China / Society

More Ebola volunteers needed in West Africa: Epidemiologist

By Pu Zhendong ( Updated: 2014-12-24 14:37

The risk of Ebola spreading worldwide still looms large and more health care volunteers are needed in West Africa to provide clinical care to Ebola patients, a leading US epidemiologist said on Monday.

"Although many individuals and agencies have already been working with local health institutes in terms of hunger relief, disease prevention and training, there are not enough people willing to go to take care of the patients," said Carol Rao, Chief of Epidemiology Section of the International Emerging Infections Program with the US Centers for Disease Control and Prevention.

"There is an international call for many more health care volunteers to provide clinical care," Rao said in a lecture in Beijing.

Rao had served under the US CDC program in Freetown, Sierra Leone for five weeks since late October, in charge of managing data, identifying infections and training local medical staff. She will return to her post in January for six weeks.

"As chaotic as the country was, I was impressed by the many people who are dedicated to fighting the disease in a strange country simply out of passion," she said.

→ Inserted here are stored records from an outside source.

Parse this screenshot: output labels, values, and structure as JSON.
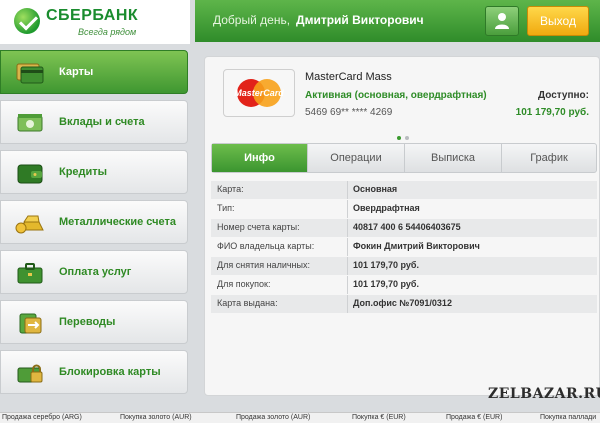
{
  "logo": {
    "name": "СБЕРБАНК",
    "tagline": "Всегда рядом"
  },
  "header": {
    "greeting": "Добрый день,",
    "user_name": "Дмитрий Викторович",
    "exit_label": "Выход"
  },
  "sidebar": {
    "items": [
      {
        "label": "Карты",
        "icon": "cards-icon",
        "active": true
      },
      {
        "label": "Вклады и счета",
        "icon": "deposits-icon",
        "active": false
      },
      {
        "label": "Кредиты",
        "icon": "wallet-icon",
        "active": false
      },
      {
        "label": "Металлические счета",
        "icon": "gold-bars-icon",
        "active": false
      },
      {
        "label": "Оплата услуг",
        "icon": "briefcase-icon",
        "active": false
      },
      {
        "label": "Переводы",
        "icon": "transfer-icon",
        "active": false
      },
      {
        "label": "Блокировка карты",
        "icon": "lock-card-icon",
        "active": false
      }
    ]
  },
  "card": {
    "brand_text": "MasterCard",
    "name": "MasterCard Mass",
    "status": "Активная (основная, овердрафтная)",
    "number": "5469 69** **** 4269",
    "available_label": "Доступно:",
    "available_value": "101 179,70 руб."
  },
  "tabs": [
    {
      "label": "Инфо",
      "active": true
    },
    {
      "label": "Операции",
      "active": false
    },
    {
      "label": "Выписка",
      "active": false
    },
    {
      "label": "График",
      "active": false
    }
  ],
  "info": [
    {
      "key": "Карта:",
      "value": "Основная"
    },
    {
      "key": "Тип:",
      "value": "Овердрафтная"
    },
    {
      "key": "Номер счета карты:",
      "value": "40817 400 6 54406403675"
    },
    {
      "key": "ФИО владельца карты:",
      "value": "Фокин Дмитрий Викторович"
    },
    {
      "key": "Для снятия наличных:",
      "value": "101 179,70 руб."
    },
    {
      "key": "Для покупок:",
      "value": "101 179,70 руб."
    },
    {
      "key": "Карта выдана:",
      "value": "Доп.офис №7091/0312"
    }
  ],
  "ticker": [
    "Продажа серебро (ARG)",
    "Покупка золото (AUR)",
    "Продажа золото (AUR)",
    "Покупка € (EUR)",
    "Продажа € (EUR)",
    "Покупка паллади"
  ],
  "watermark": "ZELBAZAR.RU",
  "colors": {
    "brand_green": "#2f8c2a",
    "accent_yellow": "#f0a90f",
    "text_green": "#2e8c27"
  }
}
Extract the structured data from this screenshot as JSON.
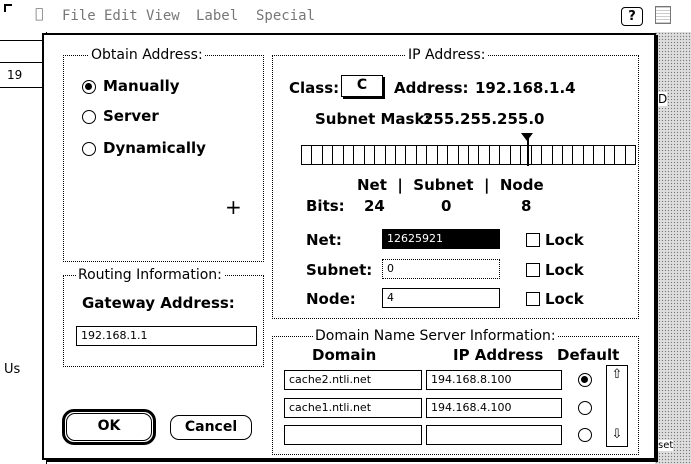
{
  "menubar": {
    "items": [
      "File",
      "Edit",
      "View",
      "Label",
      "Special"
    ]
  },
  "background": {
    "left_fragments": [
      "19",
      "Us"
    ],
    "right_fragments": [
      "D",
      "set"
    ]
  },
  "obtain": {
    "title": "Obtain Address:",
    "options": [
      "Manually",
      "Server",
      "Dynamically"
    ],
    "selected": "Manually"
  },
  "routing": {
    "title": "Routing Information:",
    "gateway_label": "Gateway Address:",
    "gateway_value": "192.168.1.1"
  },
  "ip": {
    "title": "IP Address:",
    "class_label": "Class:",
    "class_value": "C",
    "address_label": "Address:",
    "address_value": "192.168.1.4",
    "mask_label": "Subnet Mask:",
    "mask_value": "255.255.255.0",
    "bits_header": "Net  |  Subnet  |  Node",
    "bits_label": "Bits:",
    "bits_net": "24",
    "bits_subnet": "0",
    "bits_node": "8",
    "slider_position_cell": 24,
    "net_label": "Net:",
    "net_value": "12625921",
    "subnet_label": "Subnet:",
    "subnet_value": "0",
    "node_label": "Node:",
    "node_value": "4",
    "lock_label": "Lock"
  },
  "dns": {
    "title": "Domain Name Server Information:",
    "col_domain": "Domain",
    "col_ip": "IP Address",
    "col_default": "Default",
    "rows": [
      {
        "domain": "cache2.ntli.net",
        "ip": "194.168.8.100",
        "default": true
      },
      {
        "domain": "cache1.ntli.net",
        "ip": "194.168.4.100",
        "default": false
      },
      {
        "domain": "",
        "ip": "",
        "default": false
      }
    ]
  },
  "buttons": {
    "ok": "OK",
    "cancel": "Cancel"
  },
  "icons": {
    "help": "?",
    "apple": "apple-icon",
    "cursor": "+"
  }
}
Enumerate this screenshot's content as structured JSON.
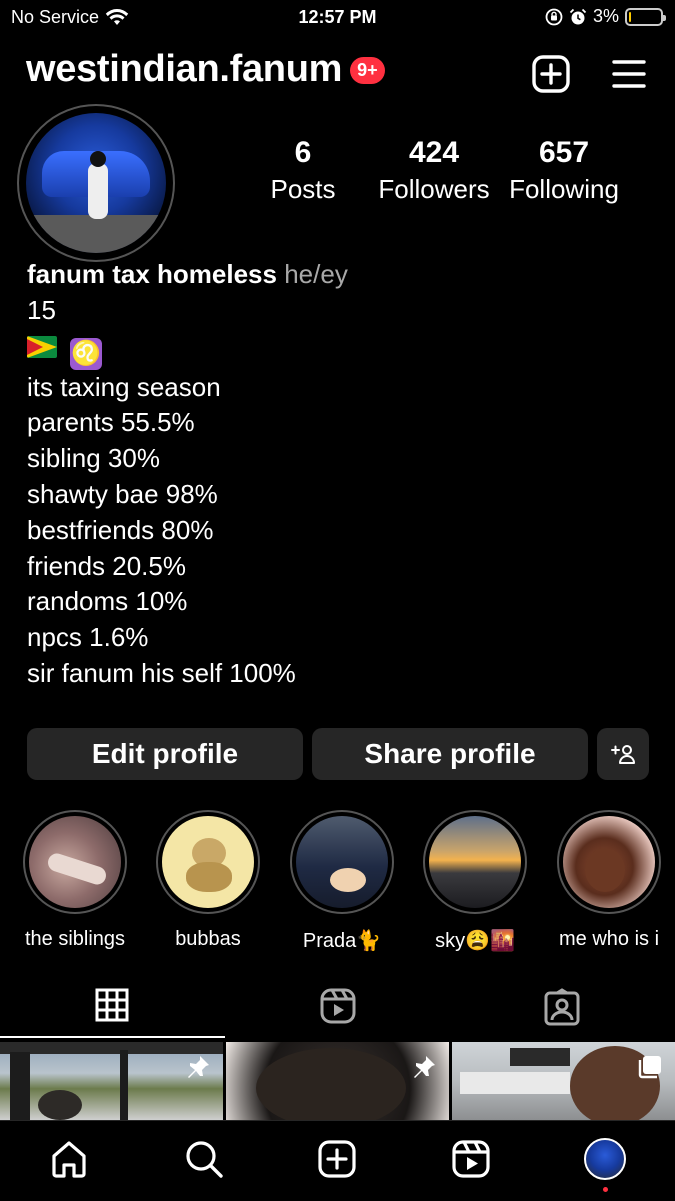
{
  "status_bar": {
    "carrier": "No Service",
    "time": "12:57 PM",
    "battery_percent": "3%",
    "battery_level": 0.03
  },
  "header": {
    "username": "westindian.fanum",
    "notification_badge": "9+"
  },
  "stats": [
    {
      "value": "6",
      "label": "Posts"
    },
    {
      "value": "424",
      "label": "Followers"
    },
    {
      "value": "657",
      "label": "Following"
    }
  ],
  "bio": {
    "name": "fanum tax homeless",
    "pronouns": "he/ey",
    "lines": [
      "15",
      "its taxing season",
      "parents 55.5%",
      "sibling 30%",
      "shawty bae 98%",
      "bestfriends 80%",
      "friends 20.5%",
      "randoms 10%",
      "npcs 1.6%",
      "sir fanum his self 100%"
    ]
  },
  "buttons": {
    "edit_profile": "Edit profile",
    "share_profile": "Share profile"
  },
  "highlights": [
    {
      "label": "the siblings"
    },
    {
      "label": "bubbas"
    },
    {
      "label": "Prada🐈"
    },
    {
      "label": "sky😩🌇"
    },
    {
      "label": "me who is i"
    }
  ],
  "icons": {
    "header": [
      "new-post-icon",
      "menu-icon"
    ],
    "tabs": [
      "grid-icon",
      "reels-icon",
      "tagged-icon"
    ],
    "nav": [
      "home-icon",
      "search-icon",
      "create-icon",
      "reels-icon",
      "profile-avatar"
    ]
  },
  "colors": {
    "background": "#000000",
    "button": "#262626",
    "badge": "#ff3040",
    "secondary_text": "#a8a8a8"
  }
}
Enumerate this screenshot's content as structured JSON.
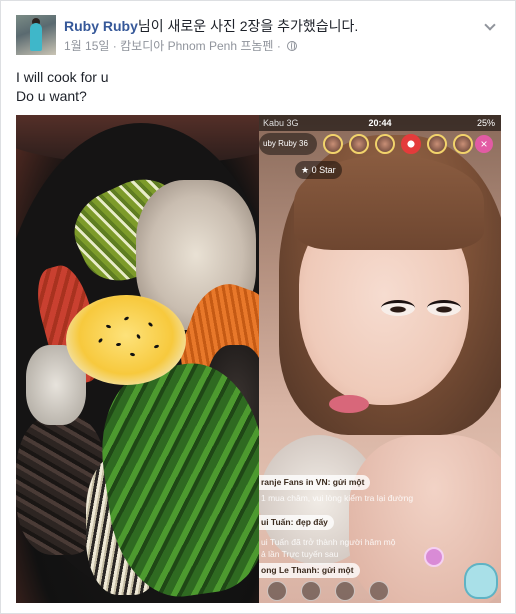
{
  "post": {
    "author": "Ruby Ruby",
    "action": "님이 새로운 사진 2장을 추가했습니다.",
    "date": "1월 15일",
    "separator": "·",
    "location": "캄보디아 Phnom Penh 프놈펜",
    "separator2": "·",
    "privacy_icon": "globe-icon",
    "menu_icon": "chevron-down-icon",
    "text_lines": [
      "I will cook for u",
      "Do u want?"
    ]
  },
  "photos": {
    "left": {
      "subject": "bibimbap-bowl"
    },
    "right": {
      "status_carrier": "Kabu 3G",
      "status_time": "20:44",
      "status_battery": "25%",
      "host_name": "uby Ruby",
      "host_id": "36",
      "star_label": "0 Star",
      "chat": [
        {
          "text": "ranje Fans in VN: gửi một",
          "faded": false
        },
        {
          "text": "1 mua châm, vui lòng kiểm tra lại đường",
          "faded": true
        },
        {
          "text": "ui Tuấn: đẹp đấy",
          "faded": false
        },
        {
          "text": "ui Tuấn đã trở thành người hâm mộ",
          "faded": true
        },
        {
          "text": "ả lần Trực tuyến sau",
          "faded": true
        },
        {
          "text": "ong Le Thanh: gửi một",
          "faded": false
        }
      ]
    }
  },
  "colors": {
    "link": "#365899",
    "meta": "#90949c",
    "text": "#1d2129",
    "border": "#dddfe2"
  }
}
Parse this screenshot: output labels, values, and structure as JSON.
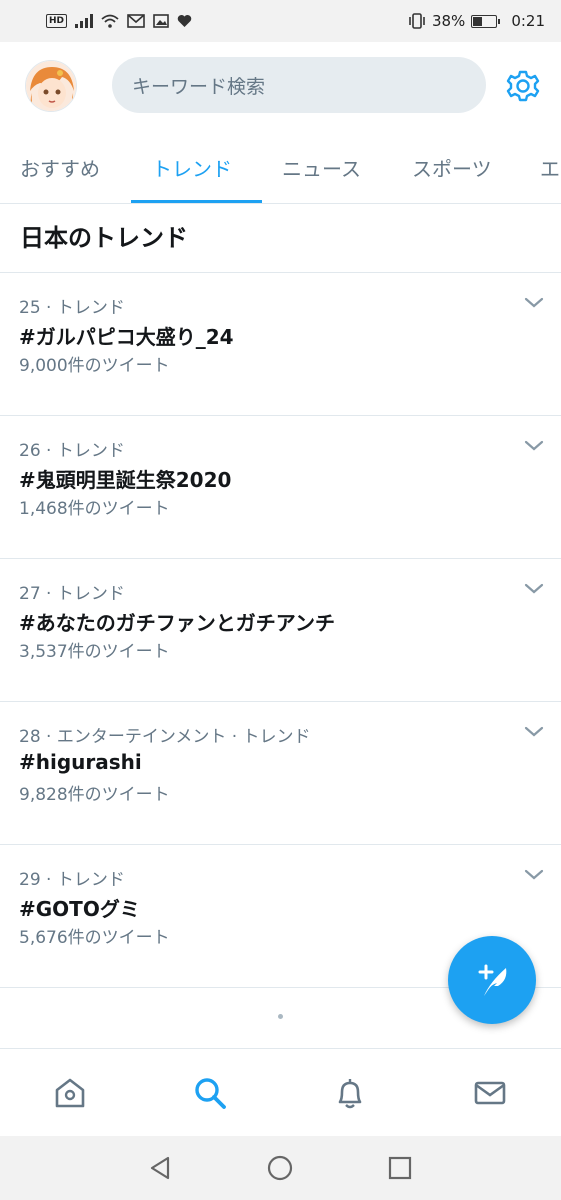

As a PhD of environmental health from Harvard University, Rao has gained vast experience in outbreak investigations over the years working under the US CDC. In 2007, she went to Kenya to join the fight against the Rift Valley Fever.

Stress followed Rao the first day she arrived in Freetown. "Everything was so chaotic. And if look at the overall outbreak and what needs to be done, it is too overwhelming," she said.

Later, Rao learned to cope with the stress by focusing on her specific tasks. "If I can accomplish one task at a time, that's how I can deal with it," she said.

Rao said, in Sierra Leone, the US CDC team has built close connections with their Chinese counterparts, whose professional work has been well-received by the local community and international peers.

"We tried to be as open and transparent as possible," Rao said. "It is an international response. Everybody needs to be working together. That is one of the reasons I love to do things like this."

So far, China has provided four rounds of emergency aid worth $120 million and dispatched more than 400 medical personnel to the affected region.